Freestyle Gets its Propers
We here in South Florida have an appreciation for freestyle music that doesn't always translate to others around the rest of the country. The once popular upbeat style of electro-pop from the '80s and early '90s was mainly lauded in urban locales such as Miami, New York, Chicago, and the West Coast, where the genre's performers once gained a maximum amount of respect. There were a ton of artists, from Debbie Deb to Lil Suzy, Exposé, TKA, Stevie B, and others who carried freestyle forward out of the barrios of Miami and New York and made it an American phenomenon. Sure, some probably saw it as just rollerskating music or simply a fad, but here in South Florida, freestyle was king, and those in the know recognize it as the precursor to Miami bass as well.

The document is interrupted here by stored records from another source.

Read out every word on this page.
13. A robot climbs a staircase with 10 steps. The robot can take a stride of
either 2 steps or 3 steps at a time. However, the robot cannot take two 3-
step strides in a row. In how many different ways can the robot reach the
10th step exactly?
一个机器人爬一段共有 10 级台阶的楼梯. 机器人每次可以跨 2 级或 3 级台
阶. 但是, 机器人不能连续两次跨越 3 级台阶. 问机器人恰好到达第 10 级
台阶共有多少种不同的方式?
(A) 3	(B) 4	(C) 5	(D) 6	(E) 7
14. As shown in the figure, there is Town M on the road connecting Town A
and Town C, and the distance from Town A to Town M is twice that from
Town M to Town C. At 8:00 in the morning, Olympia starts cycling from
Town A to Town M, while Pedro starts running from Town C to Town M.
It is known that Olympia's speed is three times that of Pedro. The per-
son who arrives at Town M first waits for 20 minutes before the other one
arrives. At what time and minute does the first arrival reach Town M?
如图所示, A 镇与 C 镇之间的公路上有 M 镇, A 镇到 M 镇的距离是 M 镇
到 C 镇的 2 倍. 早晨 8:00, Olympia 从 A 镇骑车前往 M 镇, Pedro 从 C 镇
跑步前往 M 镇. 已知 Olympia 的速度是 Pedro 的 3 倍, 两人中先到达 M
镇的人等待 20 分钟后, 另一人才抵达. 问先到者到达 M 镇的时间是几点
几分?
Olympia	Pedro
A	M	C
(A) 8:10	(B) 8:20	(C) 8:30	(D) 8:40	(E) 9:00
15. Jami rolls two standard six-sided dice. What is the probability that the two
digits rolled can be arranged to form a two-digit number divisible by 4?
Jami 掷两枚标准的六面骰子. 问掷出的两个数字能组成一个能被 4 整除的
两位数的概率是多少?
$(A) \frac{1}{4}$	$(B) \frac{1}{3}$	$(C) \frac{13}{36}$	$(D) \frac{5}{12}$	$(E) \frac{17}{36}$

So when long-time freestyle booking agent and manager Latif Mercado was thinking of a way to help give the genre its props, creating the first annual Freestyle Awards and setting it in Miami only made sense. "I'm so proud to do this in Miami because Miami artists are so key in this genre," Mercado says during a recent phone interview. "I'm from New York and a lot of people wanted me to do the Freestyle Awards there. But there's so many Miami artists and fans that I thought it was the perfect city to host this." The Freestyle Awards also takes place during the Winter Music Conference, which was part of the plan.
What Mercado and his crew are trying to accomplish is no easy task. There are various freestyle tours and ceremonies around the country that honor the genre each year and trying to make this one definitive won't be easy. But the line-up assembled already looks impressive — Lil Suzy, Company B, Debbie Deb, and Freestyle Evolution are just a few of the acts performing, and Mercado is promising a star-studded freestyle affair. His first order of business, ironically, is letting go of the past.
"I'm booking freestyle artists around the country every weekend," Mercado says, "and I get promoters who tell me, 'When the artists come out, tell them to only play their hits. No new material!' And that's hard, telling my artists, don't play your new stuff. Listen, everyone has new material but there's no support from radio. So this is all about moving beyond the past and looking forward."
There's already some hateration pouring in from a California blog site, Freestyle Flava LA, which thinks the Freestyle Awards here in Miami are too East Coast-centric. But Mercado says he's doing the best he can to honor as many freestyle legends as he can in one ceremony. Aside from having real trophies to present to all the winners, they've also got Ernest Thomas AKA Raj from the '70s television show "What's Happening," to be the event's host. That's a random connection, but if there's one thing you can count on, it's that the first annual Freestyle Awards are going to be off the chain.